The latest is from Forrester’s CEO, George Colony (a card carrying member of the Those Who Can, Do. Those Who Can’t Become Consultants Club).
Colony has been drinking the Kool-Aid mixed by Sociologist Max Weber and then applied his research and analysis to Apple. The end result: Apple will decline in the post Steve Jobs era.
I know what you’re thinking, so, let me respond for you.
Yes, Apple will decline in the post Steve Jobs era. That means anytime after 2011, when the post Steve Jobs era began, Apple will decline. Maybe. Maybe we should define decline.
Has Microsoft declined in the post Bill Gates era? They’re making more money than ever, so by some measure, no, Microsoft has not declined. Yet, Microsoft stumbled badly in search, games, tablets, and phones. So, by another definition, Microsoft has declined. It’s still a rich company with many customers and a strong cash flow, but it’s bruised in places, damaged in others, and limping a bit.
What of Apple?
Because Apple was run by a charismatic leader who was willing to take big risks and drive his staff to unparalleled levels of performance, the company succeeded. Without Jobs, only decline remains. At least, according to Colony and Max Weber analysis and conclusion.

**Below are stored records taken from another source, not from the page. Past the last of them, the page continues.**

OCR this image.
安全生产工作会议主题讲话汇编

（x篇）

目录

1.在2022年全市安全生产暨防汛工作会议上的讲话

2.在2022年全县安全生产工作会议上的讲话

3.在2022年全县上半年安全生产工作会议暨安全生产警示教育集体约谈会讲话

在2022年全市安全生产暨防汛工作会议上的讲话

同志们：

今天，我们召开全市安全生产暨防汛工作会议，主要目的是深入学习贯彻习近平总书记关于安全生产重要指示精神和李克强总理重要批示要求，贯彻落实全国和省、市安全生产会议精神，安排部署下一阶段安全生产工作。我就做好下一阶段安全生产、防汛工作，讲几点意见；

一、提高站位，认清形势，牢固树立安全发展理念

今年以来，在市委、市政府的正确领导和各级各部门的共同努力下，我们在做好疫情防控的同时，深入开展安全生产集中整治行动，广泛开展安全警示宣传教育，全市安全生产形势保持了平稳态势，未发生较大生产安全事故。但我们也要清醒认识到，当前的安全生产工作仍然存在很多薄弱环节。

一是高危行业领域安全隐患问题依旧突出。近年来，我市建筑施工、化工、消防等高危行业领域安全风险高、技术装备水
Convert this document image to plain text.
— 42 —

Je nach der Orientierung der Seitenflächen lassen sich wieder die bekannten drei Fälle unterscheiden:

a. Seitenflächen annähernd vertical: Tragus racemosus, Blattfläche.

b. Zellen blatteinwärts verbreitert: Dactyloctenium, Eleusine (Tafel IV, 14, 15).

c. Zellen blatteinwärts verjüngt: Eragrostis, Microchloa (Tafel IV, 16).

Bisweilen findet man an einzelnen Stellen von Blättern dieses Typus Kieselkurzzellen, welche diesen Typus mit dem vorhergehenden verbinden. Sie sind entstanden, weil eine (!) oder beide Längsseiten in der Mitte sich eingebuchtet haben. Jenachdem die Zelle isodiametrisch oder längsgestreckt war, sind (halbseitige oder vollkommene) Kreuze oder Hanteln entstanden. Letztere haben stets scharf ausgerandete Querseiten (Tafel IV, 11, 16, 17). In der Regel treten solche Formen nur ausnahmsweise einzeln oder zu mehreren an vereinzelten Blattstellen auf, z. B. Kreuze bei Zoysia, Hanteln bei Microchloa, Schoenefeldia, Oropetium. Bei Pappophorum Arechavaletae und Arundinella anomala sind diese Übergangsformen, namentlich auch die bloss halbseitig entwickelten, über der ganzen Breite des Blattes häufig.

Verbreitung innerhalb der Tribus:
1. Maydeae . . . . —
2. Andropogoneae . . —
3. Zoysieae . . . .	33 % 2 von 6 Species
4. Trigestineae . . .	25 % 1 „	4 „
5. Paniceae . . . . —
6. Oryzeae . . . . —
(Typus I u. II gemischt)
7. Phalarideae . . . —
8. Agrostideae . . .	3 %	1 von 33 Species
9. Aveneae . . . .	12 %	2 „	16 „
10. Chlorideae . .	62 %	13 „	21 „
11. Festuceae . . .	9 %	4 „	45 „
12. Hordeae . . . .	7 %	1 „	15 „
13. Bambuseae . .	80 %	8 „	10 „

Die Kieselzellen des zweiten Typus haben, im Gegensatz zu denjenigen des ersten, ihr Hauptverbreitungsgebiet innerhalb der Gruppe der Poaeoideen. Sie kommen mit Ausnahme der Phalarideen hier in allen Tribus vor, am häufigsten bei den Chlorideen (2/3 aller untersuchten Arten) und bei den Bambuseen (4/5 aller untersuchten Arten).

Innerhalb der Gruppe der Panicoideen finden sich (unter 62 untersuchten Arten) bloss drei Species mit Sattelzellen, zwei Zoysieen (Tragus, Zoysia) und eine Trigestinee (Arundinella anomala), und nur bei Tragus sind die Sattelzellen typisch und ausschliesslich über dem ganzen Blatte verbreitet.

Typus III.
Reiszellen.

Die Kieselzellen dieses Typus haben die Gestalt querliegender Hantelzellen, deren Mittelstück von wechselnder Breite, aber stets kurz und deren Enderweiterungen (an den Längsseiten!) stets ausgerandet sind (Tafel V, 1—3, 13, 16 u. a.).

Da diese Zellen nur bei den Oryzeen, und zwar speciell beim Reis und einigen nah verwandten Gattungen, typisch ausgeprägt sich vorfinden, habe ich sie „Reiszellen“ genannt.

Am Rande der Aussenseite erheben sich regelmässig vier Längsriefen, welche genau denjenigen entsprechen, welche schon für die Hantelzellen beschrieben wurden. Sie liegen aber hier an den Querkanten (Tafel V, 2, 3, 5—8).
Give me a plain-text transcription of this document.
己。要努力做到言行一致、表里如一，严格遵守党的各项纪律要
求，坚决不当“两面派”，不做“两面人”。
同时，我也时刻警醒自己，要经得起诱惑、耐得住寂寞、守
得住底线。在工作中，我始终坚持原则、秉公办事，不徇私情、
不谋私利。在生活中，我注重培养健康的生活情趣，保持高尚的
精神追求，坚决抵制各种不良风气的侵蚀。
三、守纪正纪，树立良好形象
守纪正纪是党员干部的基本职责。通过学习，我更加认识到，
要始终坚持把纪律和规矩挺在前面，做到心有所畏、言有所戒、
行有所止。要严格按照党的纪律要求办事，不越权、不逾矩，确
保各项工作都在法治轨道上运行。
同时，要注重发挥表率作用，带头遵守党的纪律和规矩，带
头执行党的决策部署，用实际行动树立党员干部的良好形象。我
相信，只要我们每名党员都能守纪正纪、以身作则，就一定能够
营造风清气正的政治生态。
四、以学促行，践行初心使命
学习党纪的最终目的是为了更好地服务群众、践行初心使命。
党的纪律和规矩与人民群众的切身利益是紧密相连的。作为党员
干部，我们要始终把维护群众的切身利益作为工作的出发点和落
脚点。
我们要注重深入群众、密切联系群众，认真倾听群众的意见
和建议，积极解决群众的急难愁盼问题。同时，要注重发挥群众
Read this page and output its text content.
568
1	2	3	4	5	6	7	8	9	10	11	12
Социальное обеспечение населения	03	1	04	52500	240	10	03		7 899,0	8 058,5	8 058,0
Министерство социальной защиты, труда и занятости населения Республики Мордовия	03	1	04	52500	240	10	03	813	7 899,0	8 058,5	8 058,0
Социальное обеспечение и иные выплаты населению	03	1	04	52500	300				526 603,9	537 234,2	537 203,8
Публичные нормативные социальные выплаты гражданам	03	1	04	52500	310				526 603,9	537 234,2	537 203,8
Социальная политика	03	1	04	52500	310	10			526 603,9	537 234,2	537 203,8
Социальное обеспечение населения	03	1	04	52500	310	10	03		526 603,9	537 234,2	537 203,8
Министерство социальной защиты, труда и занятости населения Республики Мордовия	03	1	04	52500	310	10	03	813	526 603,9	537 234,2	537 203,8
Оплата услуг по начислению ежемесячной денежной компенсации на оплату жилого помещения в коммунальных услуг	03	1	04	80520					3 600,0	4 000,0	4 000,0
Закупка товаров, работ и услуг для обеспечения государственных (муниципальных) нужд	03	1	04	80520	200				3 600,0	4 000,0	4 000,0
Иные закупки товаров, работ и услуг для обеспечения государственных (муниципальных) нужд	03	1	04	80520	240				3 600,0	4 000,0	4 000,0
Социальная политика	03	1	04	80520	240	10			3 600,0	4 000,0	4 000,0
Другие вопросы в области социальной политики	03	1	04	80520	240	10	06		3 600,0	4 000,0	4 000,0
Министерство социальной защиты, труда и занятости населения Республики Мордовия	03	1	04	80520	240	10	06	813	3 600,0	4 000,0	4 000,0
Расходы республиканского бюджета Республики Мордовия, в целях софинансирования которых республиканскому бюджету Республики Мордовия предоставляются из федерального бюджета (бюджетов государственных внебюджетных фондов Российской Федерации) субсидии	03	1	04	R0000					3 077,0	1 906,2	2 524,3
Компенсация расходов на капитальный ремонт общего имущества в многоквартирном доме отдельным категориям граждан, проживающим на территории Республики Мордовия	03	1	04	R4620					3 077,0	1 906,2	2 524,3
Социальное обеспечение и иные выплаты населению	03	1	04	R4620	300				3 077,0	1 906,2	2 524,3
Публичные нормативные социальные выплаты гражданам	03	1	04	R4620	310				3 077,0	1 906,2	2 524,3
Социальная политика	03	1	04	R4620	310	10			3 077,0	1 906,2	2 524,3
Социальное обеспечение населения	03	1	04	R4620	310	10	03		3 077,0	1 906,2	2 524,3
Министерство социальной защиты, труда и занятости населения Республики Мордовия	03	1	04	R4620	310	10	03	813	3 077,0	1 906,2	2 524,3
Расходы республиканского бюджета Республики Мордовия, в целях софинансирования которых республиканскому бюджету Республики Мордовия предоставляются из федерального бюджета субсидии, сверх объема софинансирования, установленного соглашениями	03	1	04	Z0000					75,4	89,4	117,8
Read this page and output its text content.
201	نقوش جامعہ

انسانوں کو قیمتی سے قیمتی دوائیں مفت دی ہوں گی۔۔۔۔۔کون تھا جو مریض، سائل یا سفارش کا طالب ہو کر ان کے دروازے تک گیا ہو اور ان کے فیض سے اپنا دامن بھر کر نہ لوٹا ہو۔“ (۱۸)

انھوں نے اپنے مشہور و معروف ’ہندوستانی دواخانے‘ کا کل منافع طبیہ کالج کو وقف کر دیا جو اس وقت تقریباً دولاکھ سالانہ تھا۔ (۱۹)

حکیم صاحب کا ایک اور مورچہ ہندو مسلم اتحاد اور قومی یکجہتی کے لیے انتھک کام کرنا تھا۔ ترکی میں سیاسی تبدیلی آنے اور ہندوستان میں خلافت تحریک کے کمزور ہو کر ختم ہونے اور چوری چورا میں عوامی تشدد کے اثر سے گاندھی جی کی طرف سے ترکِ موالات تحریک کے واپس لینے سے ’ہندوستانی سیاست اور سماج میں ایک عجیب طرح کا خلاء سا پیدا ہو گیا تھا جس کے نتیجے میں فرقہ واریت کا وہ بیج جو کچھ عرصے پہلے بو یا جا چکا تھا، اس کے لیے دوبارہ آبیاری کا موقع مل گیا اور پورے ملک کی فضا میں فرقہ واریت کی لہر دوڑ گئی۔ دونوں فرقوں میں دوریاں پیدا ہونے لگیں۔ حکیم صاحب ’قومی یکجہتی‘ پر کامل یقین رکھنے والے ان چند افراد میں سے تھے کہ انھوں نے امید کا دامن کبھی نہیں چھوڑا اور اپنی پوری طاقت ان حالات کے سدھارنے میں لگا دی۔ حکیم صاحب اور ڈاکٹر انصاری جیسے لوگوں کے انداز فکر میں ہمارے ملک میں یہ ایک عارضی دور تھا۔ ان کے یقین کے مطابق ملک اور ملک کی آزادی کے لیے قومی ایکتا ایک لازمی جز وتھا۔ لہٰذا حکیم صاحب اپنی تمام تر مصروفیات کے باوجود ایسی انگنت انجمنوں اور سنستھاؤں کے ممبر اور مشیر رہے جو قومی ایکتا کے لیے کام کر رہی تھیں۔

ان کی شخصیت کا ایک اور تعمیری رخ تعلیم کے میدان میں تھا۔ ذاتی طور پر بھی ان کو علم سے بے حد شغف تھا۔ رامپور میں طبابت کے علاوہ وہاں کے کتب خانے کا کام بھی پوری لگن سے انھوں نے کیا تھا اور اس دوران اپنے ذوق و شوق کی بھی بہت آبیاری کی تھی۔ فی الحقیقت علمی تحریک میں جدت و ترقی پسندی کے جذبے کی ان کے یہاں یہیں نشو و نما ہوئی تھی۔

That must mean that great companies all have a charismatic leader who takes big risks and drives his company to unparalleled levels of performance. Really? All of them? I don’t think so.
What great companies have in common are great leaders. What those leaders do with their resources (people and money) may vary, but a company is led by the guy at the top. It isn’t just charisma, or sheer determination, or use of expletives whenever something isn’t perfect that drives a company to great performance.
Great leaders may be charismatic, but it isn’t a requirement. They may have a knack for design or finance or for hiring great people. Whatever it is, and the mixture of traits varies by executive and company, if they do well, the company succeeds. If not, not.
Colony predicts Apple’s decline within 24 to 48 months. That’s completely enough time to forget about yet another Forrester prognostication that missed the mark.
It doesn’t take much Googling to find out how Forrester’s research compares to reality. It’s not pretty. The company isn’t known for accurate predictions.
Colony concludes his argument with a simple prediction. “Apple will coast, then decelerate.”
Of course it will. Despite Apple’s fabulous product line and great financial results, the law of big numbers will be applied. Soon. Instead of 100-percent annual growth, it will be 75-percent. Then maybe 50-percent. That’s deceleration. Not decline.